BARRY NORMAN: FILM OF THE DAY
6.20-9.00pm Movie Mix
Lawrence Kasdan’s 1985 movie was an attempt to revive the western, a good one, too, because it’s smart, sophisticated and very well made. The plot is admittedly corny, involving a bunch of men – Scott Glenn, Kevin Costner, Kevin Kline and Danny Glover – seeking revenge and trying to clean up the town of Silverado, which has been taken over by a greedy rancher, Ray Baker. One original note is the presence of John Cleese as the local, very English sheriff. Kasdan, showing a fine understanding of the intricacies of the western, packed his story with plenty of action – gunfights, stampeding cattle and the like. The film, sadly, didn’t do well at the box office and the western never really did get revived.
Iron Man ★★★★
This is the game-changing adventure that ushered in a whole new world of superhero movies. Stan Lee’s “quintessential capitalist” hero immediately established himself as a key player in the growth of Marvel’s plans for its movie universe. And Robert Downey Jr was the perfect choice for flawed genius Tony Stark, with his natural wit and unpredictiblilty transferring easily into the character. He immediately became a vital part of the Marvel success story – enough so that his bargaining power exploded from $500,000 for this movie to $50 million for Avengers Assemble only four years later.
The Angels’ Share ★★★
With I, Daniel Blake recently winning the Palm D’Or at Cannes, Ken Loach’s star is bright again, ten years after The Wind in the Barley won the same prize. This typical, though slightly less garlanded outing (it was only nominated for the Palm D’Or, but won the Jury Prize) came in-between the two wins, but none of Loach’s movies should be ignored on that basis. The movie sees charismatic first-timer Paul Brannigan as the jobless loser with a baby son, who swears he’ll go straight – until he discovers his nose for whisky could make him rich more quickly.

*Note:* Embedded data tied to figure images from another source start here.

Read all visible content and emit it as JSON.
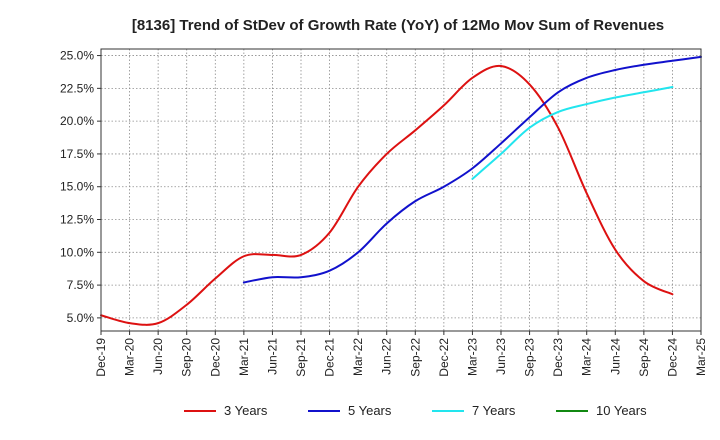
{
  "chart_data": {
    "type": "line",
    "title": "[8136]  Trend of StDev of Growth Rate (YoY) of 12Mo Mov Sum of Revenues",
    "xlabel": "",
    "ylabel": "",
    "ylim": [
      4.0,
      25.5
    ],
    "y_ticks": [
      5.0,
      7.5,
      10.0,
      12.5,
      15.0,
      17.5,
      20.0,
      22.5,
      25.0
    ],
    "y_tick_labels": [
      "5.0%",
      "7.5%",
      "10.0%",
      "12.5%",
      "15.0%",
      "17.5%",
      "20.0%",
      "22.5%",
      "25.0%"
    ],
    "x_ticks": [
      "Dec-19",
      "Mar-20",
      "Jun-20",
      "Sep-20",
      "Dec-20",
      "Mar-21",
      "Jun-21",
      "Sep-21",
      "Dec-21",
      "Mar-22",
      "Jun-22",
      "Sep-22",
      "Dec-22",
      "Mar-23",
      "Jun-23",
      "Sep-23",
      "Dec-23",
      "Mar-24",
      "Jun-24",
      "Sep-24",
      "Dec-24",
      "Mar-25"
    ],
    "grid": true,
    "legend_position": "bottom",
    "series": [
      {
        "name": "3 Years",
        "color": "#dd1111",
        "start_index": 0,
        "values": [
          5.2,
          4.6,
          4.6,
          6.0,
          8.0,
          9.7,
          9.8,
          9.8,
          11.5,
          15.0,
          17.5,
          19.3,
          21.2,
          23.3,
          24.2,
          22.8,
          19.5,
          14.5,
          10.2,
          7.8,
          6.8
        ]
      },
      {
        "name": "5 Years",
        "color": "#1111cc",
        "start_index": 5,
        "values": [
          7.7,
          8.1,
          8.1,
          8.6,
          10.0,
          12.2,
          13.9,
          15.0,
          16.4,
          18.3,
          20.3,
          22.2,
          23.3,
          23.9,
          24.3,
          24.6,
          24.9
        ]
      },
      {
        "name": "7 Years",
        "color": "#22e5ee",
        "start_index": 13,
        "values": [
          15.6,
          17.5,
          19.5,
          20.7,
          21.3,
          21.8,
          22.2,
          22.6
        ]
      },
      {
        "name": "10 Years",
        "color": "#118811",
        "start_index": 0,
        "values": []
      }
    ]
  }
}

So I Married an Axe Murderer ★★★
11.05pm-1.00am Movie Mix
Poet Mike Myers falls for a black widow in this entertaining black comedy. It was released just a few months before the highly anticipated Wayne’s World 2, which probably swelled audiences in anticipation. But the film is entertaining in its own right, with laugh-out-loud characters that show Myers as no flash in the pan (as well as an affinity with Scottish accents that would emerge again in Shrek). It’s just that the story drags on a little, leaving the feeling that Myers still needed time to evolve his skilful sketches into full-length features.
Little Nicky ★★★
Adam Sandler is the runt of Satan’s litter, who sets out to save his dad (Harvey Keitel) from a fate worse than eternal damnation, in a comedy that’s stuffed with famous-name cameos. Sandler plays it straighter than you might think, giving space to a cast that includes Reese Witherspoon as his angelic mum, love interest Patricia Arquette and blind preacher Quentin Tarantino. But the best lines are reserved for Mr Beefy, the talking dog who tells Nicky how to survive away from Hell – and if foul-mouthed bulldogs are your thing, this is the movie for you.